You were very young when diagnosed. How did that impact you?
When you’re 18, you think you’re indestructible. I was going to college in the fall and had to stay at home and miss time with my friends, but to some degree, it was easier because I was young. Now that I have a family, so much is different.
As the patient, I tried to have a positive attitude going through treatment, so I felt like it was easier for me to have control over others’ reactions. It would have been harder if I was the one coming to the hospital to visit. I think it was harder for my family and friends. It was difficult for them to see me.
I’ll never forget the CHN volunteer who visited me during my time in the hospital. It was so valuable to be able to sit with someone face to face.
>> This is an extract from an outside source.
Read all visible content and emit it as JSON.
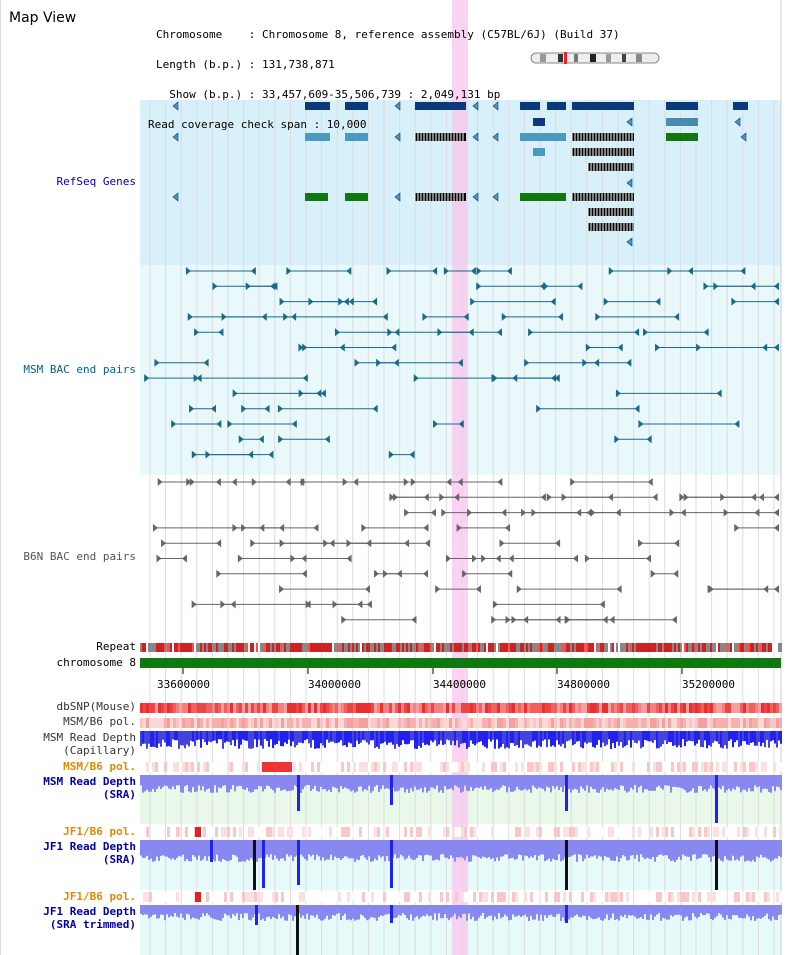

When I got to my 5th anniversary, I was ready to pay it forward. I’ve been doing that ever since.
You knew you wanted kids, but weren’t sure if it would be possible. What words of wisdom would you share with other guys in a similar position?
After my first surgery, I was supposed to go back to school. Just before I headed back, I had a follow up meeting with my oncologist and the tumor had spread to my lymph nodes. Within 48 hours, I’d started chemo. It’s a little different than what an average 19 year old has to deal with.
My second surgery came with the risk of losing the chance to have kids. Things moved so quckly that I didn’t have a chance to consider that possibility, much less bag sperm. When Melissa and I got engaged, we’d talked about wanting to have a family. It was something we both wanted – and a big risk. We were lucky.
My son is now approaching the age I was when I was diagnosed. I tell him to make certain he gets to the doctor. When something’s “off,” be certain you check it out. Take every precaution.
I tell the men I speak with to educate themselves. So much more information is available via the internet and other resources. The reason I found my way to CHN was because someone suggested it to me.
Talk to your doctor. Talk to your oncologist. ASK. ASK. ASK. Understand what the impacts are. Diagnosis and treatment often feel completely out of control, but you control the amount of information you receive. ASK.
What other fears have you faced as a survivor?
I started treatment and had surgery in January of 1990. By the summer, my hair was growing back. I was playing golf. Looking back, it was only a five or six month stretch that I had to get through. But the end of treatment isn’t always the end of cancer. I had my insurance exam this morning. In the back of my mind, I worry about chemo’s impacts on my immune system over time.
Victories or life lessons you might have missed?
I was fortunate that I had a very curable type of cancer and my treatment had a high probability of success. I’ve heard people say that cancer changes their perspective and that’s been true for me. Compared to the fear of not having kids, daily adversity isn’t such a big deal.
I was barely more than 100 pounds, had no hair, sleep disorders, was nauseous all the time – but having cancer so young helped me live in a way that’s not consumed by the small things. That was definitely a positive outcome.